Avec ce nouveau roman, Aliette de Bodard, auteur déjà souvent nommé pour les plus grands prix internationaux pour ses nouvelles (quand elle ne les remporte pas), s’attaque à de la fantasy urbaine se déroulant… à Paris.
Mais un Paris dévasté par une guerre aussi étrange que ravageuse, où la Seine cache de sombres puissances, où de grandes maisons dirigées par des « Fallen » se disputent des bribes de pouvoir… et où les zones d’ombre ne manquent pas.
Honnêtement, au-delà de la « fascination » exercée par la plus belle ville du monde, notamment auprès du public américain, Aliette de Bodard réussit à s’en servir comme d’un cadre bien réel sans que l’on tombe pour autant dans le guide touristique (pour cité millénaire post-apo). En fait, le roman tout entier est baigné d’une certaine élégance, dans ses dialogues, ses luttes intestines, ses visions fantasmagoriques (ou pas), et toujours sans que l’auteur ait besoin pour cela d’avoir recours à un style ampoulé ou bien une intrigue globale à x niveaux, inutilement complexe.
Celle-ci se dévoile d’ailleurs peu à peu, au plus près des personnages, en bonne partie féminins d’ailleurs, qui peuplent ce monde en ruines. Mais de toute façon, il est agréable de prendre son temps pour tenter de saisir toutes les subtilités de ces arcanes en apparence très codifiées. C’est dans ses luttes de pouvoir justement que le roman m’a parfois fait penser à Ambre, même s’il en est très différent par ailleurs.
Aliette de Bodard a su miser sur une atmosphère travaillée qui n’empêche pas pour autant une lecture dynamique, et qui ne se perd pas en détails inutiles, notamment concernant la magie. Son usage est simple et efficace, tout en se montrant là aussi raffiné, aussi bien dans ses principes que dans sa mise en scène.

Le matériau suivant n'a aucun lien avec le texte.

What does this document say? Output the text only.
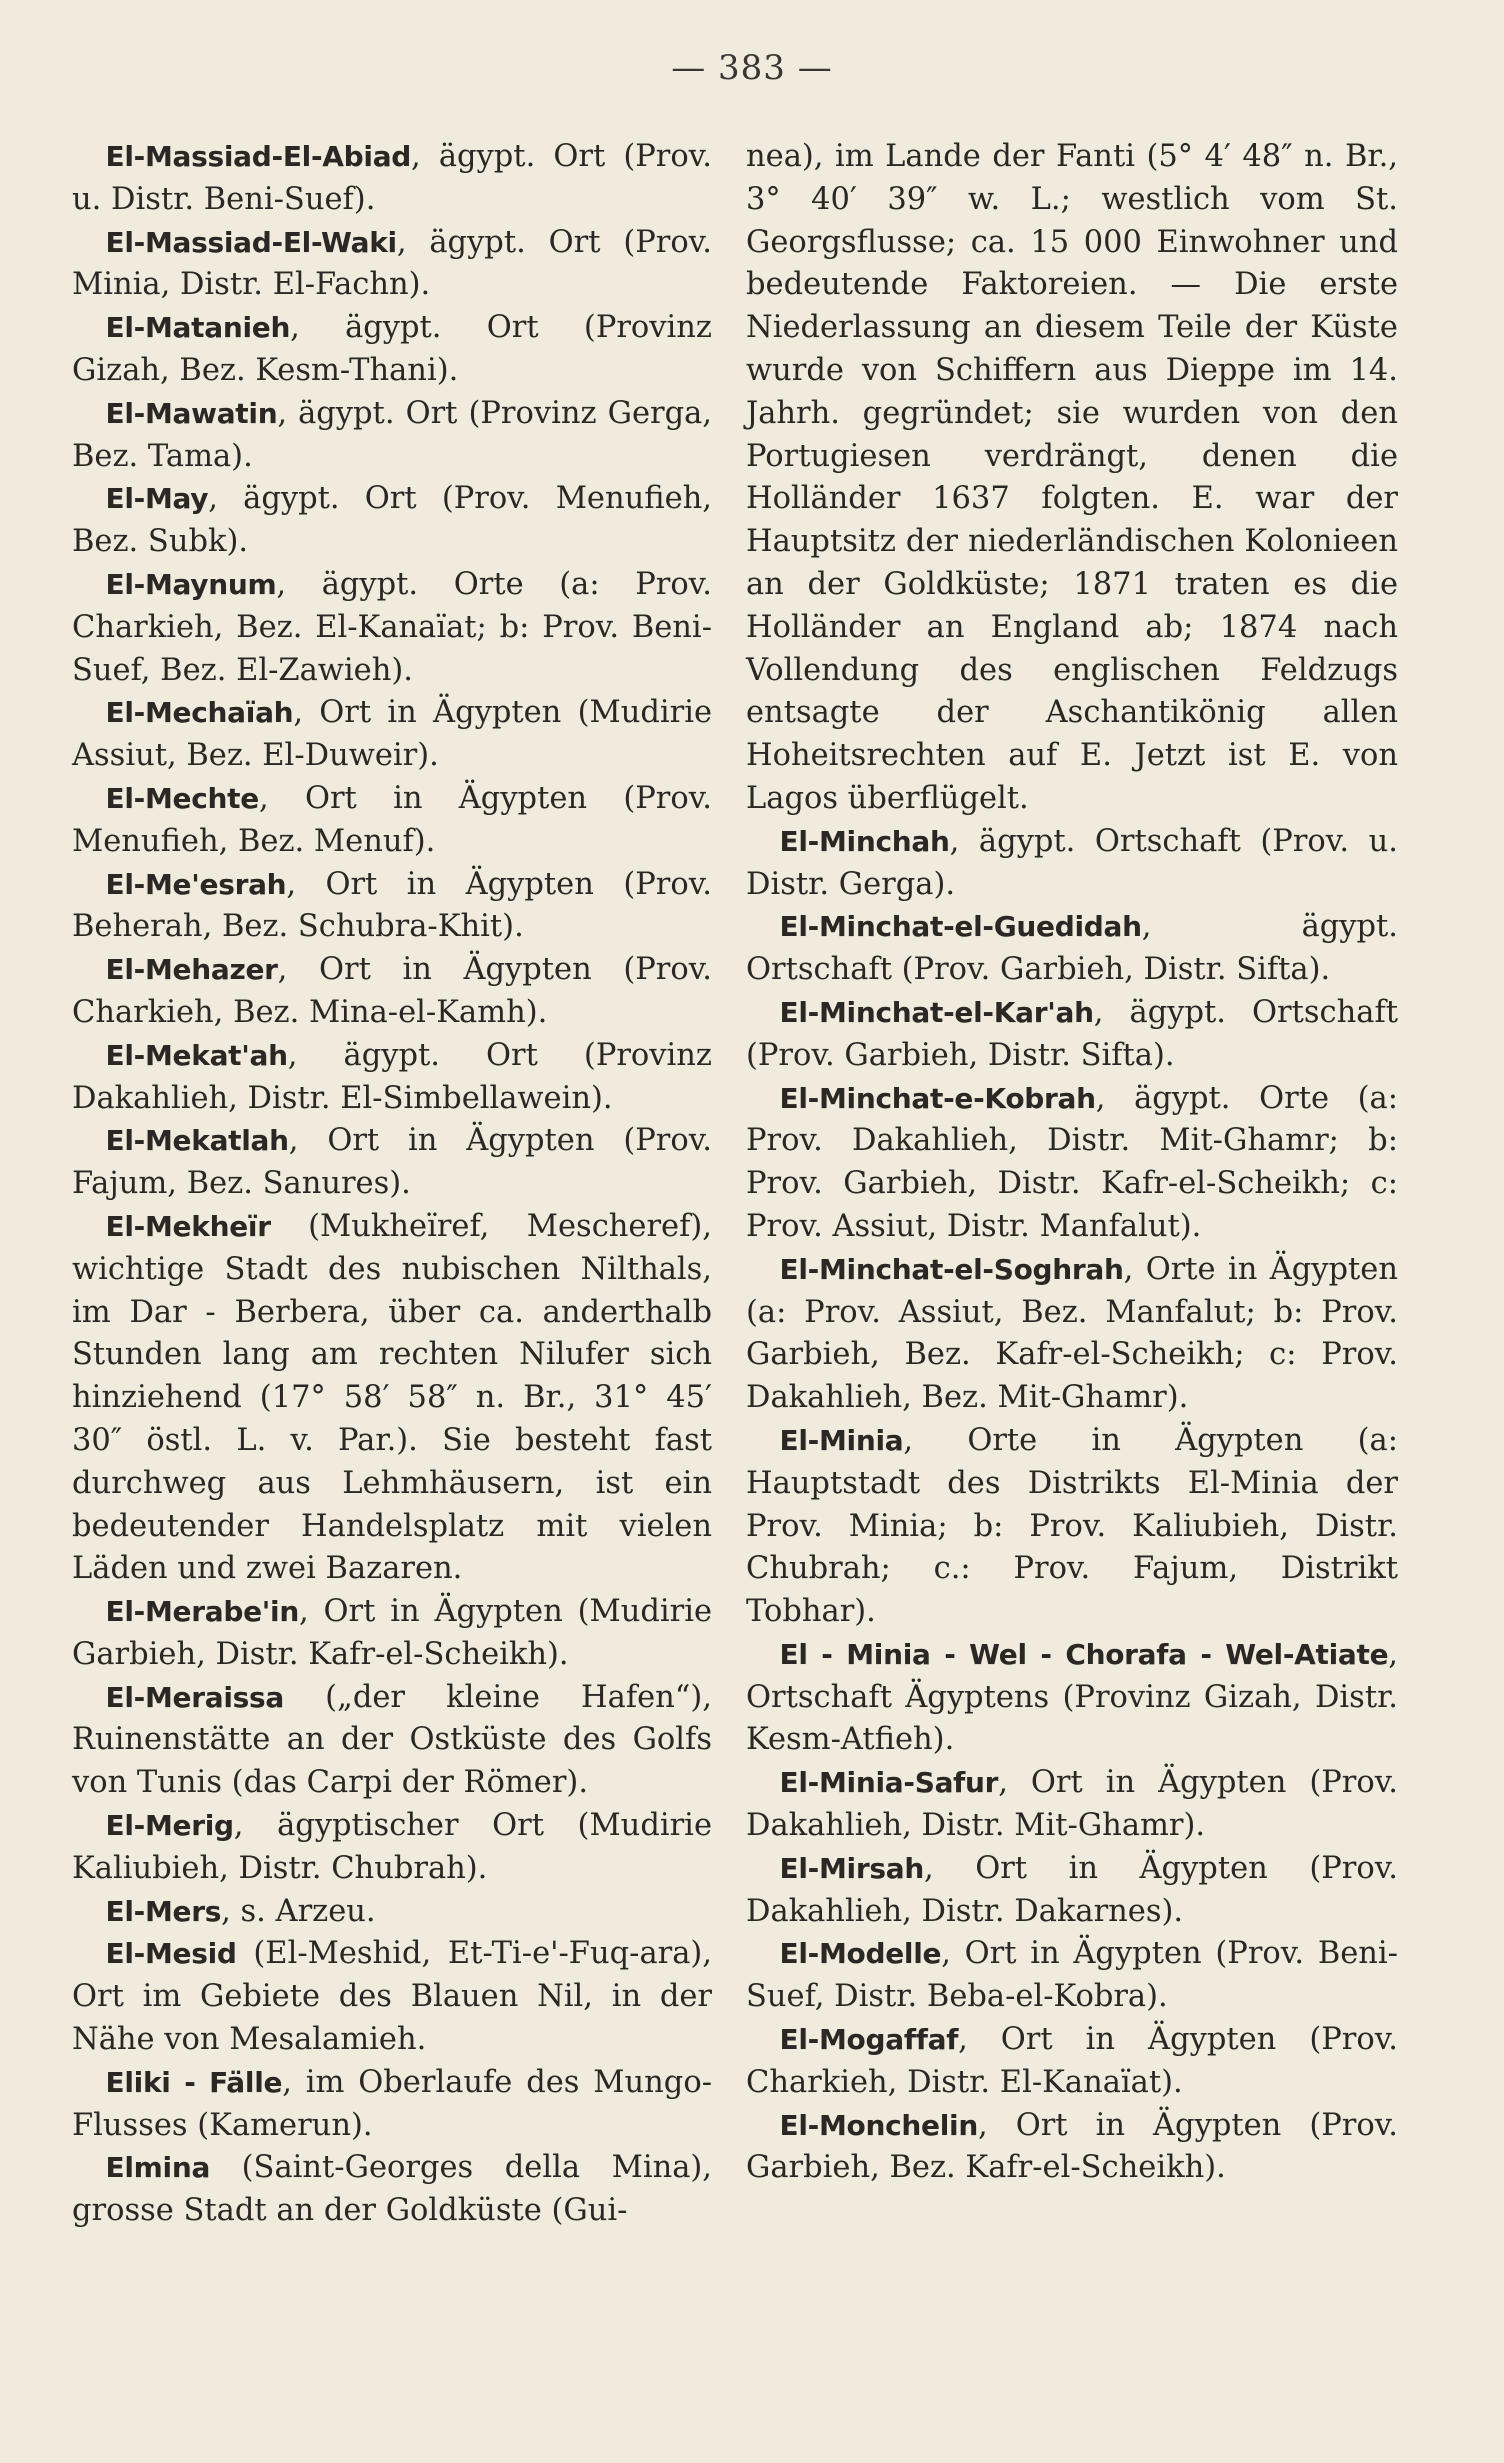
— 383 —

El-Massiad-El-Abiad, ägypt. Ort (Prov. u. Distr. Beni-Suef).

El-Massiad-El-Waki, ägypt. Ort (Prov. Minia, Distr. El-Fachn).

El-Matanieh, ägypt. Ort (Provinz Gizah, Bez. Kesm-Thani).

El-Mawatin, ägypt. Ort (Provinz Gerga, Bez. Tama).

El-May, ägypt. Ort (Prov. Menufieh, Bez. Subk).

El-Maynum, ägypt. Orte (a: Prov. Charkieh, Bez. El-Kanaïat; b: Prov. Beni-Suef, Bez. El-Zawieh).

El-Mechaïah, Ort in Ägypten (Mudirie Assiut, Bez. El-Duweir).

El-Mechte, Ort in Ägypten (Prov. Menufieh, Bez. Menuf).

El-Me'esrah, Ort in Ägypten (Prov. Beherah, Bez. Schubra-Khit).

El-Mehazer, Ort in Ägypten (Prov. Charkieh, Bez. Mina-el-Kamh).

El-Mekat'ah, ägypt. Ort (Provinz Dakahlieh, Distr. El-Simbellawein).

El-Mekatlah, Ort in Ägypten (Prov. Fajum, Bez. Sanures).

El-Mekheïr (Mukheïref, Mescheref), wichtige Stadt des nubischen Nilthals, im Dar - Berbera, über ca. anderthalb Stunden lang am rechten Nilufer sich hinziehend (17° 58′ 58″ n. Br., 31° 45′ 30″ östl. L. v. Par.). Sie besteht fast durchweg aus Lehmhäusern, ist ein bedeutender Handelsplatz mit vielen Läden und zwei Bazaren.

El-Merabe'in, Ort in Ägypten (Mudirie Garbieh, Distr. Kafr-el-Scheikh).

El-Meraissa („der kleine Hafen“), Ruinenstätte an der Ostküste des Golfs von Tunis (das Carpi der Römer).

El-Merig, ägyptischer Ort (Mudirie Kaliubieh, Distr. Chubrah).

El-Mers, s. Arzeu.

El-Mesid (El-Meshid, Et-Ti-e'-Fuq-ara), Ort im Gebiete des Blauen Nil, in der Nähe von Mesalamieh.

Eliki - Fälle, im Oberlaufe des Mungo-Flusses (Kamerun).

Elmina (Saint-Georges della Mina), grosse Stadt an der Goldküste (Gui-

nea), im Lande der Fanti (5° 4′ 48″ n. Br., 3° 40′ 39″ w. L.; westlich vom St. Georgsflusse; ca. 15 000 Einwohner und bedeutende Faktoreien. — Die erste Niederlassung an diesem Teile der Küste wurde von Schiffern aus Dieppe im 14. Jahrh. gegründet; sie wurden von den Portugiesen verdrängt, denen die Holländer 1637 folgten. E. war der Hauptsitz der niederländischen Kolonieen an der Goldküste; 1871 traten es die Holländer an England ab; 1874 nach Vollendung des englischen Feldzugs entsagte der Aschantikönig allen Hoheitsrechten auf E. Jetzt ist E. von Lagos überflügelt.

El-Minchah, ägypt. Ortschaft (Prov. u. Distr. Gerga).

El-Minchat-el-Guedidah, ägypt. Ortschaft (Prov. Garbieh, Distr. Sifta).

El-Minchat-el-Kar'ah, ägypt. Ortschaft (Prov. Garbieh, Distr. Sifta).

El-Minchat-e-Kobrah, ägypt. Orte (a: Prov. Dakahlieh, Distr. Mit-Ghamr; b: Prov. Garbieh, Distr. Kafr-el-Scheikh; c: Prov. Assiut, Distr. Manfalut).

El-Minchat-el-Soghrah, Orte in Ägypten (a: Prov. Assiut, Bez. Manfalut; b: Prov. Garbieh, Bez. Kafr-el-Scheikh; c: Prov. Dakahlieh, Bez. Mit-Ghamr).

El-Minia, Orte in Ägypten (a: Hauptstadt des Distrikts El-Minia der Prov. Minia; b: Prov. Kaliubieh, Distr. Chubrah; c.: Prov. Fajum, Distrikt Tobhar).

El - Minia - Wel - Chorafa - Wel-Atiate, Ortschaft Ägyptens (Provinz Gizah, Distr. Kesm-Atfieh).

El-Minia-Safur, Ort in Ägypten (Prov. Dakahlieh, Distr. Mit-Ghamr).

El-Mirsah, Ort in Ägypten (Prov. Dakahlieh, Distr. Dakarnes).

El-Modelle, Ort in Ägypten (Prov. Beni-Suef, Distr. Beba-el-Kobra).

El-Mogaffaf, Ort in Ägypten (Prov. Charkieh, Distr. El-Kanaïat).

El-Monchelin, Ort in Ägypten (Prov. Garbieh, Bez. Kafr-el-Scheikh).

Alors, certes, le roman, malgré ses nombreux mystères, ne se lit pas vraiment comme un thriller et ne compte d’ailleurs pas beaucoup sur un rythme qui se voudrait échevelé, ce qu’il n’est pas. Parfois, il suffit d’un tout petit détail… pour se prendre au jeu et c'est le cas présentement. Quant aux personnages, bien que plus complexes que la moyenne, s’ils ne sont pas des monstres de charisme (en dehors de coups d'éclats le temps d'une scène), ils n’ont absolument rien de falot pour autant et sont parfois même touchants, Philippe le déraciné en tête. En tout cas, absolument pas de quoi gâcher une très bonne impression globale, pour un roman solide et ambitieux, à défaut, peut-être, de prendre énormément de risques. Ou disons encore plus.
Sachant que le premier roman d'Aliette de Bodard avait été publié deux fois finalement en France par « feu » Panini Books/Eclipse, on se demande de quelle façon un nouvel éditeur pourrait bien démêler ce casse-tête (notamment vis-à-vis des libraires) afin de lui donner une troisième chance largement méritée, mais on l'espère de tout cœur.
Le contraire serait tout de même un comble étant donné le cadre de cette histoire ! The House of Shattered Wings arrive en tout cas en langue anglaise dès le mois d'août.
Mise à jour du 9 janvier 2017 :
Une version française paraît finalement le 12 janvier, dans la collection Outre Fleuve de Fleuve Editions.